Data itu terhitung sejak awal Januari hingga 27 Februari 2020.
Akibatnya korban jiwa 123 orang dan hilang dua, sedangkan lebih dari 1,4 juta mengungsi. Sejumlah korban tersebut akibat bencana hidrometeorologi persentasenya 99,85 persen, seperti banjir, angin puting beliung dan tanah longsor. Bencana ini masih mendominasi hingga pada bulan ini.
"Korban jiwa akibat banjir berjumlah 102 orang, longsor 16, dan puting beliung 4 dan kebakaran hutan lahan satu orang," ujar Kepala Pusdatinkom Bencana BNPB Agus Wibowo kepada media, Sabtu (29/2).
Pada periode ini bencana yang terkait dengan iklim dan cuaca memberikan dampak yang luar biasa, tidak hanya korban jiwa tetapi kerugian materiil.

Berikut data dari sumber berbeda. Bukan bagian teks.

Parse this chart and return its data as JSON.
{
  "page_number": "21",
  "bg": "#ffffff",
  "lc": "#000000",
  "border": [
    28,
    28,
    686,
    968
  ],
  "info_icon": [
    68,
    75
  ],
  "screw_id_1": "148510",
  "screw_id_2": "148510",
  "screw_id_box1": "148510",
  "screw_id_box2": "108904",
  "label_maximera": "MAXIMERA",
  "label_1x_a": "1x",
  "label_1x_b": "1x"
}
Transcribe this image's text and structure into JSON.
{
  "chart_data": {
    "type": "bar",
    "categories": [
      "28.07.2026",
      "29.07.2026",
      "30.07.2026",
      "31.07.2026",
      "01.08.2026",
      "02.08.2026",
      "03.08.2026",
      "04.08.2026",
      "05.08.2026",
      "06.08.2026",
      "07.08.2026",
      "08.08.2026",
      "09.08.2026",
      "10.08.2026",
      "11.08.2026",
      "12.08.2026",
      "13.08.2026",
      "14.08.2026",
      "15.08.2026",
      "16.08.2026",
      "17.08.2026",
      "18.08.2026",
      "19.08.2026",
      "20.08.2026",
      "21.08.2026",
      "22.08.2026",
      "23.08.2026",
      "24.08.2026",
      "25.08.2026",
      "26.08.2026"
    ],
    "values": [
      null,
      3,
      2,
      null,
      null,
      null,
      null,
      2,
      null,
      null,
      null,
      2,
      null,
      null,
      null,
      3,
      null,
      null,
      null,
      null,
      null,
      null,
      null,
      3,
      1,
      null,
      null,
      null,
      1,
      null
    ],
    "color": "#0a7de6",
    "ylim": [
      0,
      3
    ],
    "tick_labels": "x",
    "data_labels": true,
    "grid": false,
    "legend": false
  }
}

Untuk rumah rusak berat (RB) berjumlah 2.013 unit, rusak sedang (RS) 1.148, dan rusak ringan (RR) 2.512, sedangkan angin puting beliung rumah RB 514, RS 620 dan RR 4.428. Di samping itu, bencana longsor merusak rumah RB 52 unit, RS 26 dan RR 200.
"Rincian jumlah kejadian bencana sepanjang Januari hingga Februari 2020 sebagai berikut, banjir 255 kejadian, puting beliung 202, tanah longsor 133, kebakaran hutan dan lahan 58, gempa bumi satu, kekeringan satu dan gelombang pasang satu," papar Agus.
Kepala Bidang Prediksi dan Peringatan Dini Cuaca BMKG Miming Saepudin mengatakan, curah hujan tinggi masih terjadi hingga awal Maret di berbagai daerah di Indonesia. Masyarakat diharapkan waspada akan potensi kejadian banjir.
"Awal Maret diprediksi intensitas hujan ada di menengah hingga tinggi," jelas Miming.
Daerah yang terkena ialah Sumatera bagian selatan, sebagian besar wilayah Jawa, Sulawesi bagian tengah dan sebagian wilayah Papua cukup tinggi potensi hujannya.
"Masyarakat diimbau untuk mewaspadai akan terjadinya banjir," tambahnya.